A “alma” que cabe nessa exposição é a matriz secreta onde a generalidade do mundo e a particularidade da obra de arte se entrelaçam sem se confundir, já que as “especulações” fazem se refletir um no outro o que elas mantêm separado. Essas idas e voltas que as imagens realizam entre uma referência viva e um suporte plástico que o “reflete” não envolve apenas as espacialidades urbanas, arquitetônica e artística que se respondem num contraponto visual formado pelos espelhos apresentados, mas também as dimensões do tempo inerente a todo arquivo. Arquivar pode ser considerado um gesto de tombamento, mas também como o que faz passar no seu lugar de significação-por-vir o que está fadado a desaparecer. É outro modo de agrimensura, já que um arquivo é uma geometria do tempo. A ideia de fazer um arquivo performar é um modo de afirmar que algo do morto permanece no vivo: talvez os espelhos que “registram” as cores, as silhuetas, os fantasmas dos entornos – a alvorada do dia, seu crepúsculo, sua luz zenital, ou o que cega o olhar que olha tanto... –, uma vez suspensos nas paredes brancas, dizem que o registro é também um reflexo, já que a passagem característica do processo fotográfico entre o morto e o vivo é o que aqui se manifesta.
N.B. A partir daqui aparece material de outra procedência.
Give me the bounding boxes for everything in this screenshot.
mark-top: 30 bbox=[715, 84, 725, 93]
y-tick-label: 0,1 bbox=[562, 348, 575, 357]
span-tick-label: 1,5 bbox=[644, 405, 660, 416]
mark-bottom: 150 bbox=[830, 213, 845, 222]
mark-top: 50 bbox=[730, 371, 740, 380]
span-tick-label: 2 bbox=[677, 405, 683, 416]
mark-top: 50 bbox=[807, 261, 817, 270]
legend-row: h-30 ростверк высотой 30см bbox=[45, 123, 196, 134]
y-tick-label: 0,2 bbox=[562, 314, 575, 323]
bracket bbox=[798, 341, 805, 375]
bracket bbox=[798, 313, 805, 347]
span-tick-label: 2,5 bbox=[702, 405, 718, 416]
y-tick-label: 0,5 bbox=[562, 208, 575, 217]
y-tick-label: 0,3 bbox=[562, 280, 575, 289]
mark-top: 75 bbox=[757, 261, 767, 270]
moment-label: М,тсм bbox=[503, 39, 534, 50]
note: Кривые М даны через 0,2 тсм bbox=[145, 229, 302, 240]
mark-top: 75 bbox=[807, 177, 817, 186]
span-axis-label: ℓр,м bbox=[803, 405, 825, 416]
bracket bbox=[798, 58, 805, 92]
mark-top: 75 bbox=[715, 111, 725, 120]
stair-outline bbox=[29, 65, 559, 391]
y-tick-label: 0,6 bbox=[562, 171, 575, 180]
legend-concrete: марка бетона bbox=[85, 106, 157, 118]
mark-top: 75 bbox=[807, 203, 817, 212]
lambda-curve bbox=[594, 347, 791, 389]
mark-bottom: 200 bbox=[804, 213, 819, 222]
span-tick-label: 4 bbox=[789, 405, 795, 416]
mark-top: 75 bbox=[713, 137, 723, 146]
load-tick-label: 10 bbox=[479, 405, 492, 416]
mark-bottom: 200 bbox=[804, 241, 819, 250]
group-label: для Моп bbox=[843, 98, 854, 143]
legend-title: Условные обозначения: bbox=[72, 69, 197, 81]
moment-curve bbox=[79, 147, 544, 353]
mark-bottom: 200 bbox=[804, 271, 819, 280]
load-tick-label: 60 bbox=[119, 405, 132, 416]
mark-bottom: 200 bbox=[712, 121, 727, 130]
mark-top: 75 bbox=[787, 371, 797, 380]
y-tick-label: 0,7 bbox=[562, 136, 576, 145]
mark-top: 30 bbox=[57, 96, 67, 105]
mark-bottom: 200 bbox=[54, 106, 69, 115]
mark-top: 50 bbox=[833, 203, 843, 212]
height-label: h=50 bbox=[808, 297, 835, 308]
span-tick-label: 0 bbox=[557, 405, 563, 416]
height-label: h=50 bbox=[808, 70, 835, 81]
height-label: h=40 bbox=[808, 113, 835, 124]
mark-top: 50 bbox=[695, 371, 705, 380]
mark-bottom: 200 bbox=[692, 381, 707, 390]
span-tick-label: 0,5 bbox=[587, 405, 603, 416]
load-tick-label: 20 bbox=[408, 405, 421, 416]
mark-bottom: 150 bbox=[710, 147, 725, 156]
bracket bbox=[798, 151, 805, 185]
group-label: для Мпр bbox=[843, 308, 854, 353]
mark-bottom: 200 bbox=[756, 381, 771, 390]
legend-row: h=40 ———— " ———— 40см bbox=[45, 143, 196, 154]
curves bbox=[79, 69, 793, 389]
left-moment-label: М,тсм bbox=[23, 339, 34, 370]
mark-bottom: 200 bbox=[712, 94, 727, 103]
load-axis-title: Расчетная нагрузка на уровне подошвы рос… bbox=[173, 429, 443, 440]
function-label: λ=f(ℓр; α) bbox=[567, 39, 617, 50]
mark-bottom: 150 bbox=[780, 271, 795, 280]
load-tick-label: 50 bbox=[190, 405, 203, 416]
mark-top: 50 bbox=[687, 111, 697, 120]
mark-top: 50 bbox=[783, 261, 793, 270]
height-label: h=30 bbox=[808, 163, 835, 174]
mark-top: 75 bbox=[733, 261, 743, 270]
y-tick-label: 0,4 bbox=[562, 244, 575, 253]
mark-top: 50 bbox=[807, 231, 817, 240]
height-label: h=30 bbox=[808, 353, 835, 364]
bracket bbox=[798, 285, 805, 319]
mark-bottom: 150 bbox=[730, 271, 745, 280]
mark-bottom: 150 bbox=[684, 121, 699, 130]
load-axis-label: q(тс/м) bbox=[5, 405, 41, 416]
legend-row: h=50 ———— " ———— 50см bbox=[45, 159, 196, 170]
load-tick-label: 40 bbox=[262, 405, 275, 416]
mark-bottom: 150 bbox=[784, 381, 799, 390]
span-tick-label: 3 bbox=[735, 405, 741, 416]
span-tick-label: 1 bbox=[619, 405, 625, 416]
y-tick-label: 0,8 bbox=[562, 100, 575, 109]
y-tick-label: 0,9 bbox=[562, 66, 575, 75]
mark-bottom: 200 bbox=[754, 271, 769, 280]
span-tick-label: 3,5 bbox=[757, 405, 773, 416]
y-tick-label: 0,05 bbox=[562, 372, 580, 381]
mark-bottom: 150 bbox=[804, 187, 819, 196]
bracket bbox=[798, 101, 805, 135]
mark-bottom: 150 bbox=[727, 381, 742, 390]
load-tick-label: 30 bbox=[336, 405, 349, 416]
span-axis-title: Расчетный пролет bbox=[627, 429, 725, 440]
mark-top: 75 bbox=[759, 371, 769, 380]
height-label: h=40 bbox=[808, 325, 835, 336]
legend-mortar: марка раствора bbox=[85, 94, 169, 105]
Tem uma intensidade intrínseca da imagem que mostra pouco: a arte do pouco, contraponto à tendência contemporânea de não esconder nada e de se orgulhar de ofuscar a sutileza, faz o arquivo performar porque ele reflete as horas vividas e dá consistência e duração, mesmo que frágil, ao que uma vez existiu antes de se declarar. De-clarar, clarear, dar luz àquilo que o sensível veicula e que os artistas costumam perceber por vocação, é o que dá ao trabalho da Maria Ivone seu volume significante. É absolutamente compreensível que as películas mais finas dos espelhos encontrem em desenhos espaciais geométricos e outros volumes seu eco morfológico: uma dimensão primordial da arte reside na responsabilidade de encontrar a forma. Os espelhos não espelham apenas algum ambiente natural, urbano ou arquitetural, eles constituem também a matriz dos volumes que adensam aquilo que vibra nas imagens planas. E o gesso não engessa; ele libera.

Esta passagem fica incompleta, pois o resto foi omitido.